Edward M. Almond and the US Army: From the 92nd Infantry Division to the X Corps. Michael Lynch. University Press of Kentucky (An AUSA title). 440 pages. $60

By Allan Millett

By Helmuth von Moltke’s legendary categorization of officer types, Lt. Gen. Edward Mallory “Ned” Almond should have been a perfect Army chief of staff or Army group commander. He was smart and energetic. He was a master of detail and complexity. In Michael Lynch’s biography of Almond, Edward M. Almond and the US Army: From the 92nd Infantry Division to the X Corps, we see Almond in full—a driven professional who reflected the best and worst characteristics of the generals of his generation, the junior officers of World War I who led the U.S. Army in World War II, then shaped the Cold War Army of the 1950s.

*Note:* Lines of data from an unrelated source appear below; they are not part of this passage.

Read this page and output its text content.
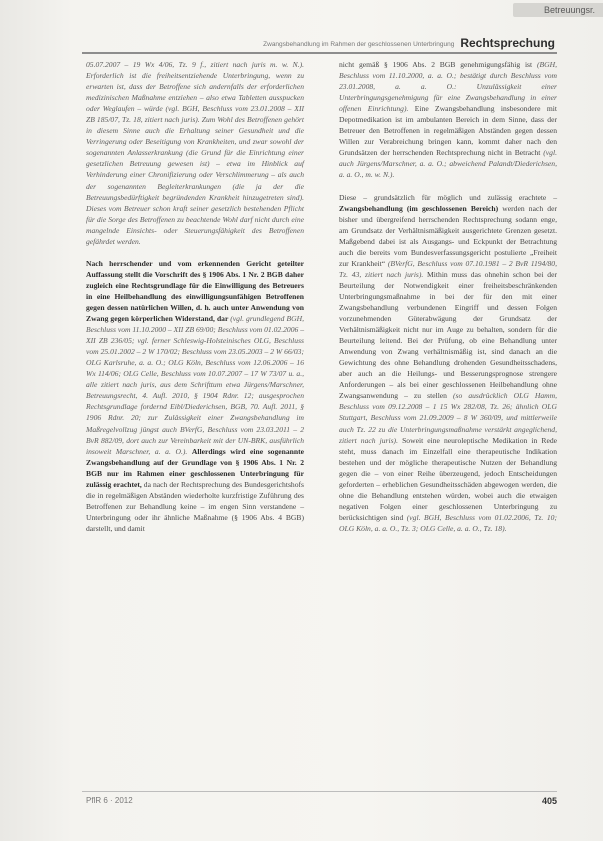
Betreuungsr.
Zwangsbehandlung im Rahmen der geschlossenen Unterbringung Rechtsprechung

05.07.2007 – 19 Wx 4/06, Tz. 9 f., zitiert nach juris m. w. N.). Erforderlich ist die freiheitsentziehende Unterbringung, wenn zu erwarten ist, dass der Betroffene sich andernfalls der erforderlichen medizinischen Maßnahme entziehen – also etwa Tabletten ausspucken oder Weglaufen – würde (vgl. BGH, Beschluss vom 23.01.2008 – XII ZB 185/07, Tz. 18, zitiert nach juris). Zum Wohl des Betroffenen gehört in diesem Sinne auch die Erhaltung seiner Gesundheit und die Verringerung oder Beseitigung von Krankheiten, und zwar sowohl der sogenannten Anlasserkrankung (die Grund für die Einrichtung einer gesetzlichen Betreuung gewesen ist) – etwa im Hinblick auf Verhinderung einer Chronifizierung oder Verschlimmerung – als auch der sogenannten Begleiterkrankungen (die ja der die Betreuungsbedürftigkeit begründenden Krankheit hinzugetreten sind). Dieses vom Betreuer schon kraft seiner gesetzlich bestehenden Pflicht für die Sorge des Betroffenen zu beachtende Wohl darf nicht durch eine mangelnde Einsichts- oder Steuerungsfähigkeit des Betroffenen gefährdet werden.

Nach herrschender und vom erkennenden Gericht geteilter Auffassung stellt die Vorschrift des § 1906 Abs. 1 Nr. 2 BGB daher zugleich eine Rechtsgrundlage für die Einwilligung des Betreuers in eine Heilbehandlung des einwilligungsunfähigen Betroffenen gegen dessen natürlichen Willen, d. h. auch unter Anwendung von Zwang gegen körperlichen Widerstand, dar (vgl. grundlegend BGH, Beschluss vom 11.10.2000 – XII ZB 69/00; Beschluss vom 01.02.2006 – XII ZB 236/05; vgl. ferner Schleswig-Holsteinisches OLG, Beschluss vom 25.01.2002 – 2 W 170/02; Beschluss vom 23.05.2003 – 2 W 66/03; OLG Karlsruhe, a. a. O.; OLG Köln, Beschluss vom 12.06.2006 – 16 Wx 114/06; OLG Celle, Beschluss vom 10.07.2007 – 17 W 73/07 u. a., alle zitiert nach juris, aus dem Schrifttum etwa Jürgens/Marschner, Betreuungsrecht, 4. Aufl. 2010, § 1904 Rdnr. 12; ausgesprochen Rechtsgrundlage fordernd Eibl/Diederichsen, BGB, 70. Aufl. 2011, § 1906 Rdnr. 20; zur Zulässigkeit einer Zwangsbehandlung im Maßregelvollzug jüngst auch BVerfG, Beschluss vom 23.03.2011 – 2 BvR 882/09, dort auch zur Vereinbarkeit mit der UN-BRK, ausführlich insoweit Marschner, a. a. O.). Allerdings wird eine sogenannte Zwangsbehandlung auf der Grundlage von § 1906 Abs. 1 Nr. 2 BGB nur im Rahmen einer geschlossenen Unterbringung für zulässig erachtet, da nach der Rechtsprechung des Bundesgerichtshofs die in regelmäßigen Abständen wiederholte kurzfristige Zuführung des Betroffenen zur Behandlung keine – im engen Sinn verstandene – Unterbringung oder ihr ähnliche Maßnahme (§ 1906 Abs. 4 BGB) darstellt, und damit

nicht gemäß § 1906 Abs. 2 BGB genehmigungsfähig ist (BGH, Beschluss vom 11.10.2000, a. a. O.; bestätigt durch Beschluss vom 23.01.2008, a. a. O.: Unzulässigkeit einer Unterbringungsgenehmigung für eine Zwangsbehandlung in einer offenen Einrichtung). Eine Zwangsbehandlung insbesondere mit Depotmedikation ist im ambulanten Bereich in dem Sinne, dass der Betreuer den Betroffenen in regelmäßigen Abständen gegen dessen Willen zur Verabreichung bringen kann, kommt daher nach den Grundsätzen der herrschenden Rechtsprechung nicht in Betracht (vgl. auch Jürgens/Marschner, a. a. O.; abweichend Palandt/Diederichsen, a. a. O., m. w. N.).

Diese – grundsätzlich für möglich und zulässig erachtete – Zwangsbehandlung (im geschlossenen Bereich) werden nach der bisher und übergreifend herrschenden Rechtsprechung sodann enge, am Grundsatz der Verhältnismäßigkeit ausgerichtete Grenzen gesetzt. Maßgebend dabei ist als Ausgangs- und Eckpunkt der Betrachtung auch die bereits vom Bundesverfassungsgericht postulierte „Freiheit zur Krankheit“ (BVerfG, Beschluss vom 07.10.1981 – 2 BvR 1194/80, Tz. 43, zitiert nach juris). Mithin muss das ohnehin schon bei der Beurteilung der Notwendigkeit einer freiheitsbeschränkenden Unterbringungsmaßnahme in bei der für den mit einer Zwangsbehandlung verbundenen Eingriff und dessen Folgen vorzunehmenden Güterabwägung der Grundsatz der Verhältnismäßigkeit nicht nur im Auge zu behalten, sondern für die Beurteilung leitend. Bei der Prüfung, ob eine Behandlung unter Anwendung von Zwang verhältnismäßig ist, sind danach an die Gewichtung des ohne Behandlung drohenden Gesundheitsschadens, aber auch an die Heilungs- und Besserungsprognose strengere Anforderungen – als bei einer geschlossenen Heilbehandlung ohne Zwangsanwendung – zu stellen (so ausdrücklich OLG Hamm, Beschluss vom 09.12.2008 – 1 15 Wx 282/08, Tz. 26; ähnlich OLG Stuttgart, Beschluss vom 21.09.2009 – 8 W 360/09, und mittlerweile auch Tz. 22 zu die Unterbringungsmaßnahme verstärkt angeglichend, zitiert nach juris). Soweit eine neuroleptische Medikation in Rede steht, muss danach im Einzelfall eine therapeutische Indikation bestehen und der mögliche therapeutische Nutzen der Behandlung gegen die – von einer Reihe überzeugend, jedoch Entscheidungen geforderten – erheblichen Gesundheitsschäden abgewogen werden, die ohne die Behandlung entstehen würden, wobei auch die etwaigen negativen Folgen einer geschlossenen Unterbringung zu berücksichtigen sind (vgl. BGH, Beschluss vom 01.02.2006, Tz. 10; OLG Köln, a. a. O., Tz. 3; OLG Celle, a. a. O., Tz. 18).

PflR 6 · 2012	405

Almond, who is best known for his command of the U.S. X Corps in Korea from 1950 to 1951, looked like a division commander of exceptional promise in a Regular Army ground officer corps dominated by George Marshall and Leslie McNair. Having proven to be a courageous and innovative machine-gun commander in the American Expeditionary Forces, Almond had little problem winning a career commission in the interwar Army.

Among the cultural values of that officer corps, two influences were especially meaningful for Almond. One was the institutional position that nonwhite units should be no larger than a regiment and have white officers of the highest caliber. The second was the Army’s emphasis on formal officer training and education. Almond’s academic performance was stellar. Successful troop command was less valued.

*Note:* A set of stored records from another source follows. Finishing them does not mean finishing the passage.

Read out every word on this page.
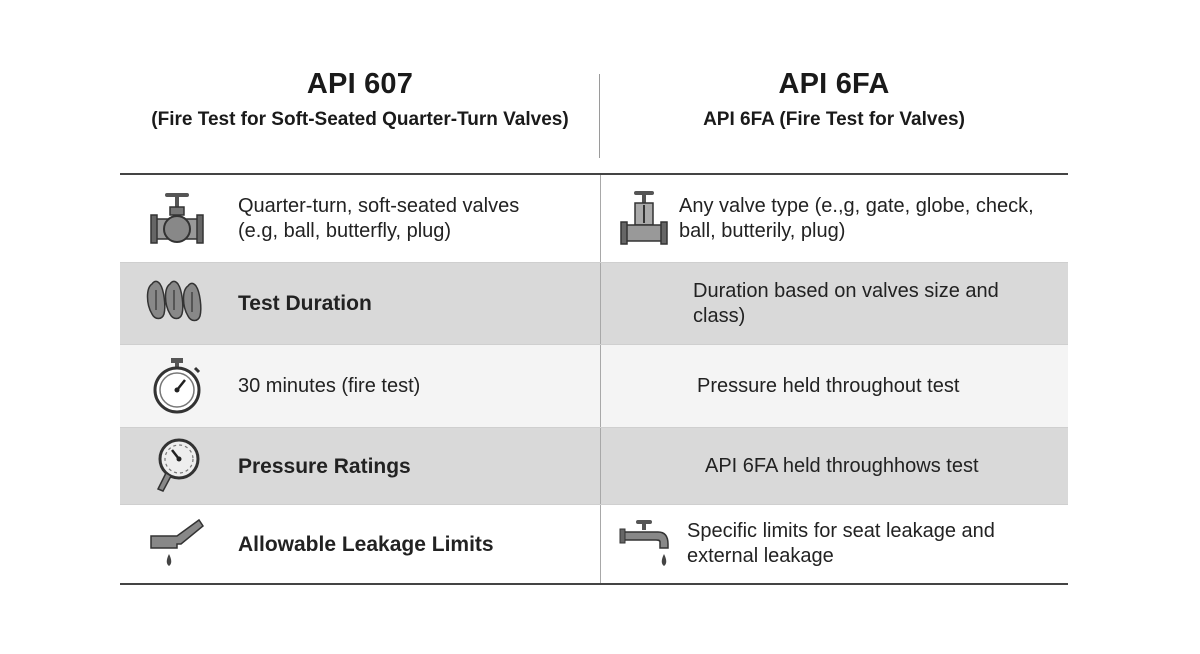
API 607
(Fire Test for Soft-Seated Quarter-Turn Valves)
API 6FA
API 6FA (Fire Test for Valves)
Quarter-turn, soft-seated valves
(e.g, ball, butterfly, plug)
Any valve type (e.,g, gate, globe, check,
ball, butterily, plug)
Test Duration
Duration based on valves size and
class)
30 minutes (fire test)	Pressure held throughout test
Pressure Ratings	API 6FA held throughhows test
Allowable Leakage Limits
Specific limits for seat leakage and
external leakage
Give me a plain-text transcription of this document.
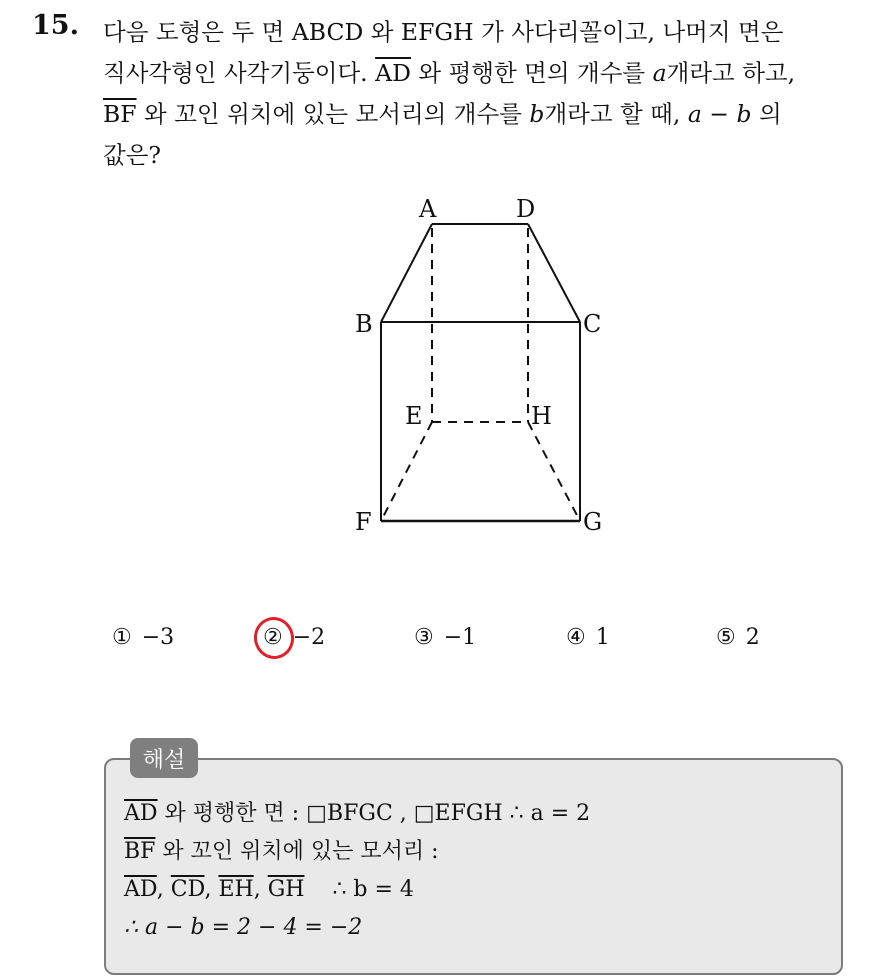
15. 다음 도형은 두 면 ABCD 와 EFGH 가 사다리꼴이고, 나머지 면은
직사각형인 사각기둥이다. $\overline{AD}$ 와 평행한 면의 개수를 a개라고 하고,
$\overline{BF}$ 와 꼬인 위치에 있는 모서리의 개수를 b개라고 할 때, a − b 의
값은?
A	D
B	C
E	H
F	G
① −3	② −2	③ −1	④ 1	⑤ 2
해설
$\overline{AD}$ 와 평행한 면 : □BFGC , □EFGH ∴ a = 2
$\overline{BF}$ 와 꼬인 위치에 있는 모서리 :
$\overline{AD}$, $\overline{CD}$, $\overline{EH}$, $\overline{GH}$ ∴ b = 4
∴ a − b = 2 − 4 = −2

Measured by assignments, since promotion was governed by seniority, Almond rose in the interwar Army by being a student and an instructor. He spent one-third less time in troop command than his contemporaries, and spent one-third more service in school assignments. He not only attended and performed brilliantly at the Infantry School, the U.S. Army Command and General Staff College and the U.S. Army War College, but on his own initiative attended the Air Corps Tactical School and the U.S. Naval War College.

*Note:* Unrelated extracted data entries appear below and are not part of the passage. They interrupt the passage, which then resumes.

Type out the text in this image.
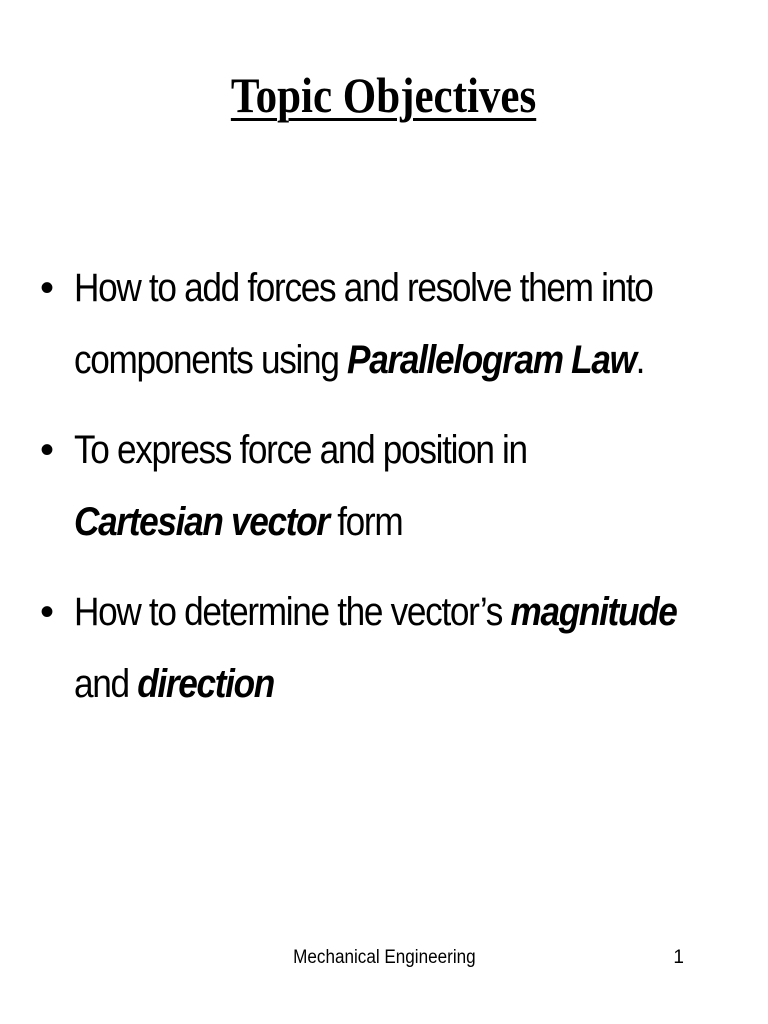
Topic Objectives
• How to add forces and resolve them into
components using Parallelogram Law.
• To express force and position in
Cartesian vector form
• How to determine the vector’s magnitude
and direction
Mechanical Engineering	1
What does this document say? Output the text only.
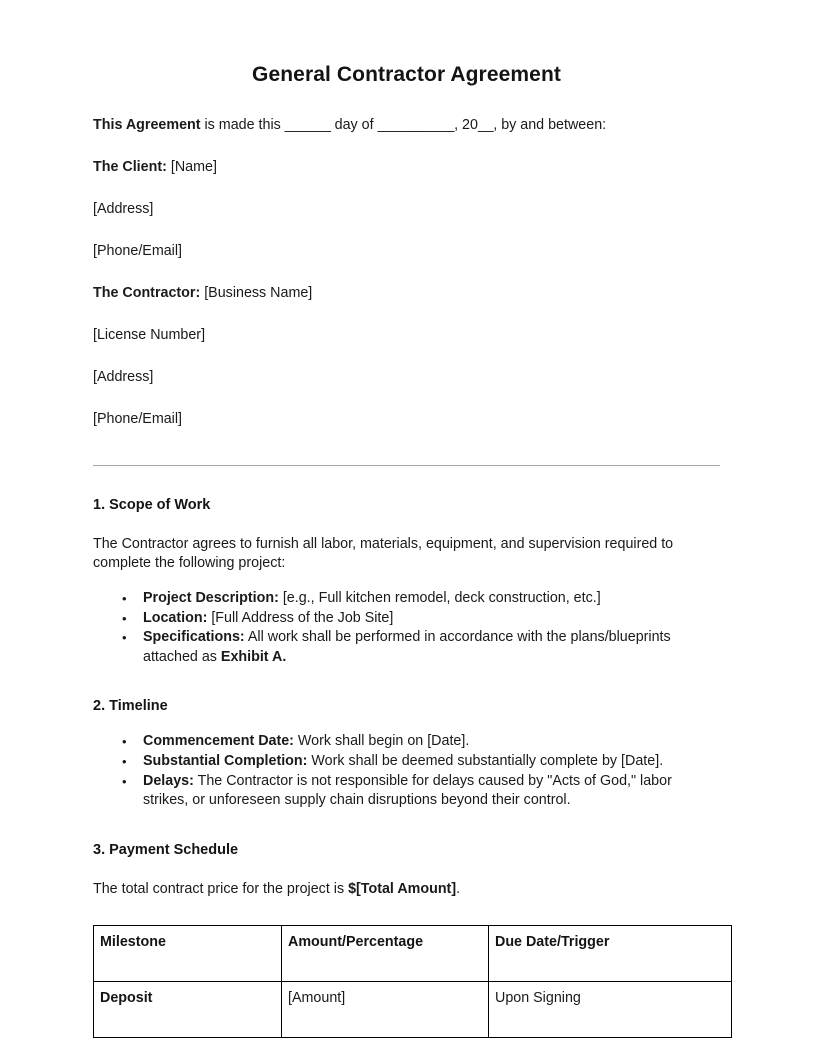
General Contractor Agreement

This Agreement is made this ______ day of __________, 20__, by and between:

The Client: [Name]

[Address]

[Phone/Email]

The Contractor: [Business Name]

[License Number]

[Address]

[Phone/Email]

1. Scope of Work

The Contractor agrees to furnish all labor, materials, equipment, and supervision required to complete the following project:

• Project Description: [e.g., Full kitchen remodel, deck construction, etc.]
• Location: [Full Address of the Job Site]
• Specifications: All work shall be performed in accordance with the plans/blueprints attached as Exhibit A.
2. Timeline
• Commencement Date: Work shall begin on [Date].
• Substantial Completion: Work shall be deemed substantially complete by [Date].
• Delays: The Contractor is not responsible for delays caused by "Acts of God," labor strikes, or unforeseen supply chain disruptions beyond their control.
3. Payment Schedule

The total contract price for the project is $[Total Amount].

Milestone	Amount/Percentage	Due Date/Trigger
Deposit	[Amount]	Upon Signing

As a field army and corps staff officer in the 1939–41 prewar maneuvers, Almond won ringing endorsements from his seniors, including Marshall and McNair. He also won a reputation as an outstanding trainer. His professional profile matched that of Dwight Eisenhower and Omar Bradley, as well as Lloyd Fredendall, a dramatic failure as a corps commander in North Africa.

Almond finished the war still in command, and Lt. Gen.  Lucian Truscott, not given to empathy, rated him fourth best of the 15 generals he rated in Fifth Army. As a corps commander in Korea, Almond impressed Gens. Matthew Ridgway and James Van Fleet.

The galaxy of future generals on the X Corps staff recognized Almond’s flaws: impetuosity, inability to admit his misjudgments, lack of personal empathy, demands for uncritical loyalty and a bad temper. Few ever earned Almond’s trust. And of those who earned his enmity, including Lt. Gen. Walton Walker, Gen. Paul Freeman and Marine Gen. O.P. Smith, he never changed his opinion.

Almond is best remembered for his opposition to racial integration in the Army, which Lynch covers in full detail. Almond’s erratic performance as X Corps commander had nothing to do with his racism, but further expressed personal traits no amount of professional education and socialization could cure.


Allan Millett is the author or co-author of 10 books on U. S. military history, including a history of World War II and a trilogy on the Korean War.